As part of its effort to combat “gender-based violence,” the U.S. State Department has trained 450 Muslim leaders (imams), using a curriculum focusing on the “compatibility of women’s rights and Islam,” according to a report released on Friday.…

The U.S. government defines gender-based violence as violence that is directed at an individual based on his or her biological sex, gender identity, or how a person is perceived to follow socially defined norms of masculinity and femininity.

The State Department says such violence includes physical, sexual, and psychological abuse; threats; coercion; arbitrary deprivation of liberty; and economic deprivation.

Millions of U.S. taxpayer dollars are poured into the effort: For FY 2013, the State Department and USAID requested $147.1 million for programs addressing gender-based violence worldwide, an increase of approximately $30 million over the FY 2012 request of $117.2 million.
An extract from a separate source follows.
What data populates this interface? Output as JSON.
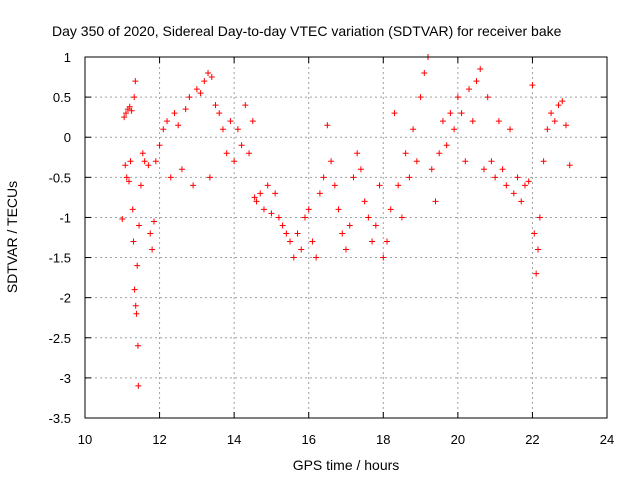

The existence of the training program was detailed in a published report, and CNSNews explains that the program is the direct result of a presidential directive: “The report, “United States Strategy to Prevent and Respond to Gender-based Violence Globally,” was released by the State Department and the United States Agency for International Development (USAID) on Aug. 10, after President Barack Obama issued an executive order instructing government agencies to come up with a ‘multi-year strategy that will more effectively prevent and respond to gender-based violence globally.’”

According to the official report: “In Afghanistan, Pakistan, and Bangladesh, the Department of State’s Bureau of Democracy, Human Rights and Labor supported a program that promoted women’s rights by training 450 imams using a curriculum on the compatibility of women’s rights and Islam.” And the report sought to justify the expenditure of training hundreds of foreign imams in the virtues of the State Department’s knowledge of the Quran by offering a smattering of astoundingly vague anecdotes, including the following:

Community members in the focus groups agreed that most imams have been speaking out about women’s rights in Islam, women’s inheritance rights, and condemning violence against women.
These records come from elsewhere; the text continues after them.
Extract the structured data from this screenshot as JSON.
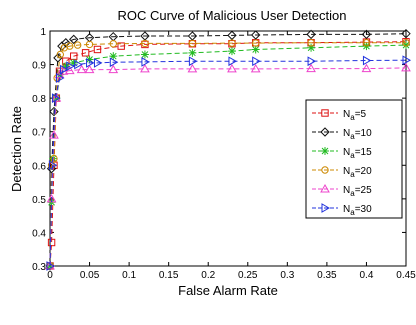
{
  "chart_data": {
    "type": "line",
    "title": "ROC Curve of Malicious User Detection",
    "xlabel": "False Alarm Rate",
    "ylabel": "Detection Rate",
    "xlim": [
      0,
      0.45
    ],
    "ylim": [
      0.3,
      1
    ],
    "xticks": [
      "0",
      "0.05",
      "0.1",
      "0.15",
      "0.2",
      "0.25",
      "0.3",
      "0.35",
      "0.4",
      "0.45"
    ],
    "yticks": [
      "0.3",
      "0.4",
      "0.5",
      "0.6",
      "0.7",
      "0.8",
      "0.9",
      "1"
    ],
    "grid": false,
    "legend_position": "right",
    "series": [
      {
        "name": "N_a=5",
        "legend_base": "N",
        "legend_sub": "a",
        "legend_suffix": "=5",
        "color": "#dd1111",
        "marker": "square",
        "x": [
          0,
          0.002,
          0.005,
          0.008,
          0.012,
          0.02,
          0.03,
          0.045,
          0.06,
          0.09,
          0.12,
          0.18,
          0.23,
          0.26,
          0.33,
          0.4,
          0.45
        ],
        "y": [
          0.3,
          0.37,
          0.6,
          0.8,
          0.88,
          0.91,
          0.925,
          0.935,
          0.945,
          0.955,
          0.96,
          0.962,
          0.962,
          0.965,
          0.965,
          0.967,
          0.968
        ]
      },
      {
        "name": "N_a=10",
        "legend_base": "N",
        "legend_sub": "a",
        "legend_suffix": "=10",
        "color": "#111111",
        "marker": "diamond",
        "x": [
          0,
          0.002,
          0.005,
          0.01,
          0.015,
          0.02,
          0.03,
          0.05,
          0.08,
          0.12,
          0.18,
          0.23,
          0.26,
          0.33,
          0.4,
          0.45
        ],
        "y": [
          0.3,
          0.59,
          0.76,
          0.92,
          0.955,
          0.965,
          0.975,
          0.98,
          0.983,
          0.985,
          0.985,
          0.987,
          0.988,
          0.99,
          0.99,
          0.992
        ]
      },
      {
        "name": "N_a=15",
        "legend_base": "N",
        "legend_sub": "a",
        "legend_suffix": "=15",
        "color": "#22bb22",
        "marker": "star",
        "x": [
          0,
          0.002,
          0.004,
          0.008,
          0.013,
          0.02,
          0.03,
          0.05,
          0.08,
          0.12,
          0.18,
          0.23,
          0.26,
          0.33,
          0.4,
          0.45
        ],
        "y": [
          0.3,
          0.49,
          0.62,
          0.8,
          0.87,
          0.895,
          0.905,
          0.915,
          0.925,
          0.93,
          0.935,
          0.94,
          0.945,
          0.95,
          0.955,
          0.958
        ]
      },
      {
        "name": "N_a=20",
        "legend_base": "N",
        "legend_sub": "a",
        "legend_suffix": "=20",
        "color": "#cc8800",
        "marker": "circle",
        "x": [
          0,
          0.002,
          0.005,
          0.009,
          0.013,
          0.018,
          0.025,
          0.035,
          0.05,
          0.08,
          0.12,
          0.18,
          0.23,
          0.26,
          0.33,
          0.4,
          0.45
        ],
        "y": [
          0.3,
          0.6,
          0.62,
          0.86,
          0.93,
          0.95,
          0.955,
          0.958,
          0.96,
          0.962,
          0.963,
          0.963,
          0.964,
          0.964,
          0.965,
          0.965,
          0.965
        ]
      },
      {
        "name": "N_a=25",
        "legend_base": "N",
        "legend_sub": "a",
        "legend_suffix": "=25",
        "color": "#ee44cc",
        "marker": "triangle-up",
        "x": [
          0,
          0.002,
          0.005,
          0.008,
          0.012,
          0.017,
          0.025,
          0.04,
          0.05,
          0.08,
          0.12,
          0.18,
          0.23,
          0.26,
          0.33,
          0.4,
          0.45
        ],
        "y": [
          0.3,
          0.5,
          0.69,
          0.8,
          0.87,
          0.88,
          0.882,
          0.885,
          0.885,
          0.885,
          0.887,
          0.887,
          0.887,
          0.887,
          0.888,
          0.888,
          0.89
        ]
      },
      {
        "name": "N_a=30",
        "legend_base": "N",
        "legend_sub": "a",
        "legend_suffix": "=30",
        "color": "#2233dd",
        "marker": "triangle-right",
        "x": [
          0,
          0.003,
          0.007,
          0.012,
          0.017,
          0.025,
          0.035,
          0.05,
          0.06,
          0.08,
          0.12,
          0.18,
          0.23,
          0.26,
          0.33,
          0.4,
          0.45
        ],
        "y": [
          0.3,
          0.6,
          0.8,
          0.86,
          0.885,
          0.895,
          0.9,
          0.905,
          0.905,
          0.907,
          0.908,
          0.91,
          0.91,
          0.91,
          0.91,
          0.912,
          0.913
        ]
      }
    ]
  }
}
In some communities, wives of imams trained in the curriculum were using it to educate women in their communities of their rights.
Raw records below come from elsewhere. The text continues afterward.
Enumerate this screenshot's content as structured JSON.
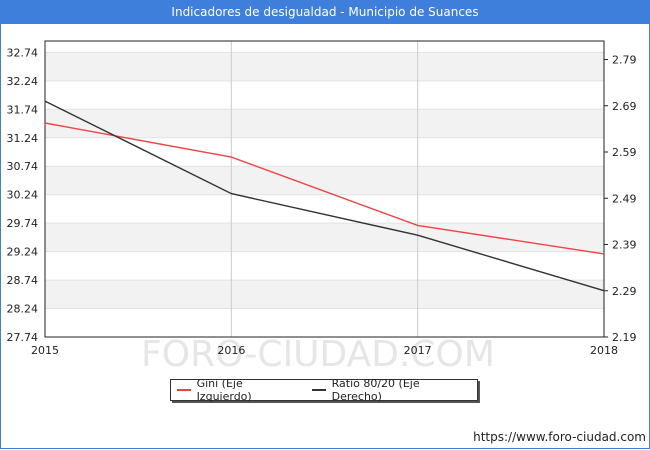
{
  "header": {
    "title": "Indicadores de desigualdad - Municipio de Suances"
  },
  "footer": {
    "url": "https://www.foro-ciudad.com"
  },
  "watermark": "FORO-CIUDAD.COM",
  "colors": {
    "gini": "#ee4444",
    "ratio": "#333333",
    "header": "#3f7fdc"
  },
  "chart_data": {
    "type": "line",
    "x": [
      "2015",
      "2016",
      "2017",
      "2018"
    ],
    "y_left_ticks": [
      "32.74",
      "32.24",
      "31.74",
      "31.24",
      "30.74",
      "30.24",
      "29.74",
      "29.24",
      "28.74",
      "28.24",
      "27.74"
    ],
    "y_right_ticks": [
      "2.79",
      "2.69",
      "2.59",
      "2.49",
      "2.39",
      "2.29",
      "2.19"
    ],
    "ylim_left": [
      27.74,
      32.94
    ],
    "ylim_right": [
      2.19,
      2.83
    ],
    "grid": true,
    "legend_position": "bottom-center",
    "series": [
      {
        "name": "Gini (Eje Izquierdo)",
        "axis": "left",
        "values": [
          31.5,
          30.9,
          29.7,
          29.2
        ]
      },
      {
        "name": "Ratio 80/20 (Eje Derecho)",
        "axis": "right",
        "values": [
          2.7,
          2.5,
          2.41,
          2.29
        ]
      }
    ]
  }
}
It is difficult to come to any meaningful understanding of what is being taught to the imams — or what they are teaching others — on the basis of such platitudes. What is clear is that America’s latest experiment in “nation-building” — the perpetually-failed state of Afghanistan — is no beacon for the State Department’s reinterpretation of Islam; as CNSNews observed:

Afghan President Hamid Karzai has endorsed a “code of conduct” issued by a council of clerics that allows husbands to beat their wives in certain cases and encourages segregation of the sexes. The rules also say women should not travel without a male guardian and they should not mingle with strange men in places like schools, markets or offices.

Asked about the code of conduct at a press conference five months ago, Karzai said it was in line with Islamic law: “It is the Shariah law of all Muslims and all Afghans,” the AP quoted him as saying.

Karzai’s public backing of the repressive guidelines apparently was intended to pave the way for negotiations with the hardline Taliban.

It is hardly surprising that promoting a version of Islam which hardly exists outside of executive orders and State Department briefings is unlikely to have much of an influence within genuinely Islamic communities. American presidents and secretaries of state are rarely models of theological erudition — an observation which is especially true when the doctrine they promote runs counter to the received traditions of the religion’s adherents.